Paid family leave is good for families and business
Last week I had the rare opportunity to testify as a witness in a U.S. Senate subcommittee on the subject of paid family leave. N.C. Senator Kay Hagan, chair of the Senate Health, Labor, Education and Pensions (HELP) committee, initiated the hearing in the Subcommittee for Children and Families. It was attended by senators Tom Harkin (IA), Al Franken (MN), Elizabeth Warren (MA), Patty Murray (WA), and Chris Murphy (CT). Senator Hagan took a strong stand by committing to put the issue of paid family leave on the congressional record.
I was there to tell my personal story, but in the days leading up to the testimony, friends, colleagues and acquaintances shared with me their stories of needing or taking personal leave. It seems virtually everyone can cite an instance in their life when they needed time off for personal reasons, be it a birth, illness or caring for a loved one.

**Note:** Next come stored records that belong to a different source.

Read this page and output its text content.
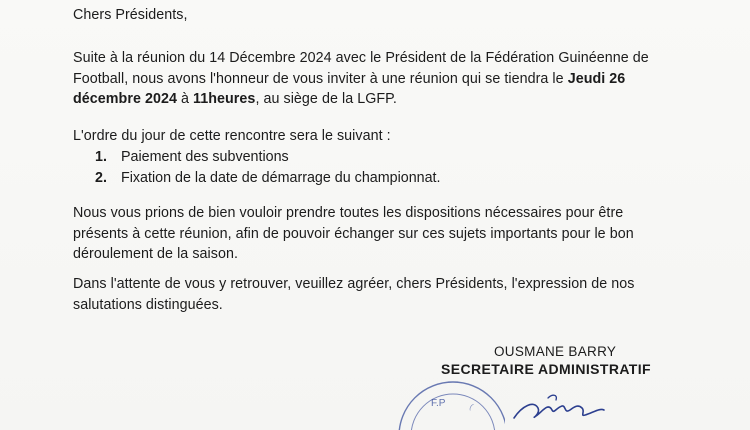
Chers Présidents,

Suite à la réunion du 14 Décembre 2024 avec le Président de la Fédération Guinéenne de Football, nous avons l'honneur de vous inviter à une réunion qui se tiendra le Jeudi 26 décembre 2024 à 11heures, au siège de la LGFP.

L'ordre du jour de cette rencontre sera le suivant :

1. Paiement des subventions
2. Fixation de la date de démarrage du championnat.

Nous vous prions de bien vouloir prendre toutes les dispositions nécessaires pour être présents à cette réunion, afin de pouvoir échanger sur ces sujets importants pour le bon déroulement de la saison.

Dans l'attente de vous y retrouver, veuillez agréer, chers Présidents, l'expression de nos salutations distinguées.

OUSMANE BARRY
SECRETAIRE ADMINISTRATIF
F.P	(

Paid family leave helps you when you are most vulnerable and is intended as a temporary stop-gap until you can begin earning again. Yet, only 12 percent of U.S. workers have access to paid family leave. Forty percent do not even have access to the unpaid Family Medical Leave Act (FMLA). Of those that do have access to unpaid leave, many can’t afford to take it. Giving birth is the number one cause for temporary poverty in the United States and a top reason for bankruptcy. The U.S. is only one of two countries in the world without paid maternity leave. The other is Papua New Guinea.
The good news is that some businesses and even some other states have excellent paid family leave policies. New Jersey and California have employee pay-in systems that cover all workers. The National Partnership for Women and Families reports that more than 90 percent of businesses in these states report that paid family leave has either improved productivity amongst employees or shown no difference. Research of these programs shows less than 1 percent reported abuse.
Two businesses testified at Senator Hagan’s subcommittee hearing -- one large and one small. Maryella Gockel represented the U.S. division of Ernst & Young’s thousands of employees. She reported that before Ernst & Young adopted paid leave and flexible work policies, women were leaving at a 15 percent higher rate than men. When they instated those policies in 1990, it closed the gender retention gap, which saves them money. Gockel reported it costs Earnst & Young about 1-1 ½ times a full-time salary to rehire a lost employee.
When Redwoods Group in Morrisville increased paid sick days from five to unlimited, the number of days used per year dropped from five to three, said CEO Kevin Trapani. He shared his company’s unique insight that as his employees take leave, those that cover for them gain new skills, and those that take leave build trust and loyalty to the team. As a small company, Trapani said that every employee counts and these policies have led to a lean, loyal workforce with zero abuse.
My story is quite simple. I was part of the 40 percent who are ineligible for unpaid FMLA coverage. I was denied a flexible work environment after birth and risked losing my job if I didn’t return after my six-week medical leave. My former employer was trying hard to reduce employee turnover. With me, they failed. I left to find a new job at Duke University that valued me as a human being and a caregiver. I even took a pay cut because as a new mom, flexibility was worth as much or more than cash. After nearly seven years, the bargain paid off in mutual loyalty, flexibility and respect.
Paid leave is not valued in this country, because caregiving is not valued. Yet human capital is our greatest asset. Needing time to recover from birth or illness or to take care of a loved one is a human issue. Progressive businesses such as Duke, Redwoods Group and Ernst & Young have invested in their employees well-being and have reaped the rewards in reduced turnover, and a more productive labor force. Once this attitude is embraced, it will improve everything from early childhood investments, to education to paid family leave. We need a system that allows all workers access to paid family leave. I will continue to speak out about the benefits of paid leave until we have joined the rest of the 21st-century world.
Jeannine Sato is a Duke University employee and director of Durham Connects, a program of the Center for Child & Family Health. She lives in Durham with her husband and two children, ages 4 and 7.